NUMBER 13-09-00368-CV
COURT OF APPEALS
THIRTEENTH DISTRICT OF TEXAS
CORPUS CHRISTI - EDINBURG
IN THE INTEREST OF R.S., R.S. Jr., C.S., B.S., AND A.S., CHILDREN
On appeal from the County Court at Law No. 5
of Nueces County, Texas.
MEMORANDUM OPINION
Before Chief Justice Valdez and Justices Benavides and Vela
Memorandum Opinion by Chief Justice Valdez
Following a bench trial, the trial court signed judgments terminating the parental rights of appellant, Jane, (1) the mother of R.S., R.S. Jr., C.S., B.S., and A.S. (2) In this accelerated appeal, Jane challenges the legal and factual sufficiency of the trial court's finding that termination of her parental rights is in the childrens' best interest. See Tex. Fam. Code Ann. § 161.001(2) (Vernon Supp. 2009). We affirm.
I. Background
In December 2006, appellee, the Texas Department of Family and Protective Services ("the Department"), became involved with Jane's children when a report alleging physical neglect and neglectful supervision of R.S., R.S. Jr., C.S., and B.S. was filed. The Department received a second referral in January 2007, when A.S. tested positive for cocaine at birth. After further investigation, the Department asked Jane to voluntarily place the children with B.G., the children's maternal grandmother, and offered Jane family-based services. (3)
After Jane complied with some of the services, the Department allowed the children to return to her care.
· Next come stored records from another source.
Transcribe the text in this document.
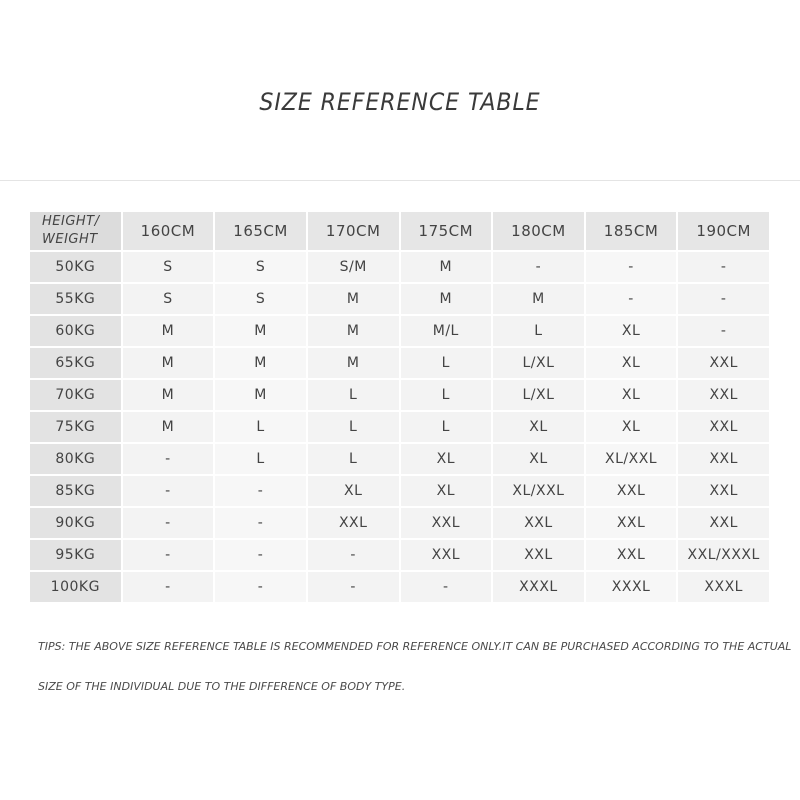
SIZE REFERENCE TABLE
HEIGHT/
WEIGHT	160CM	165CM	170CM	175CM	180CM	185CM	190CM
50KG	S	S	S/M	M	-	-	-
55KG	S	S	M	M	M	-	-
60KG	M	M	M	M/L	L	XL	-
65KG	M	M	M	L	L/XL	XL	XXL
70KG	M	M	L	L	L/XL	XL	XXL
75KG	M	L	L	L	XL	XL	XXL
80KG	-	L	L	XL	XL	XL/XXL	XXL
85KG	-	-	XL	XL	XL/XXL	XXL	XXL
90KG	-	-	XXL	XXL	XXL	XXL	XXL
95KG	-	-	-	XXL	XXL	XXL	XXL/XXXL
100KG	-	-	-	-	XXXL	XXXL	XXXL
TIPS: THE ABOVE SIZE REFERENCE TABLE IS RECOMMENDED FOR REFERENCE ONLY.IT CAN BE PURCHASED ACCORDING TO THE ACTUAL
SIZE OF THE INDIVIDUAL DUE TO THE DIFFERENCE OF BODY TYPE.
On October 15, 2007, third and fourth referrals that alleged the physical and medical neglect of R.S. and R.S. Jr. were filed with the Department. Jane subsequently tested positive for cocaine, and the Department filed suit to terminate her parental rights. The children were temporarily placed with a foster family until January 2008, when they were again placed with B.G. After B.G. suffered a heart attack in August 2008, the children were removed and placed with a foster family.
In April 2009, following a bench trial, the trial court signed an order terminating Jane's parental rights with respect to the children. This accelerated appeal ensued. See Tex. Fam. Code Ann. § 109.002 (Vernon 2008); Tex. R. App. P. 28.1.
III. Best Interest
In her sole issue, Jane challenges the legal and factually sufficiency of the trial court's finding that termination of her parental rights is in the children's best interest. See Tex. Fam. Code Ann. § 161.001(2).
A. Standard of Review
To terminate parental rights, a trial court must find by clear and convincing evidence that the parent committed an act prohibited by section 161.001(1) of the family code and that termination is in the best interest of the child. (4) See id. § 161.001; In re J.L., 163 S.W.3d 79, 84 (Tex. 2005). "Clear and convincing evidence" is defined as the "measure or degree of proof that will produce in the mind of the trier of fact a firm belief or conviction as to the truth of the allegations sought to be established." Tex. Fam. Code Ann. § 101.007 (Vernon 2008). This intermediate standard falls between the preponderance of the evidence standard of civil proceedings and the reasonable doubt standard of criminal proceedings. In re G.M., 596 S.W.2d 846, 847 (Tex. 1980); In re C.S., 208 S.W.3d 77, 83 (Tex. App.-Fort Worth 2006, pet. denied).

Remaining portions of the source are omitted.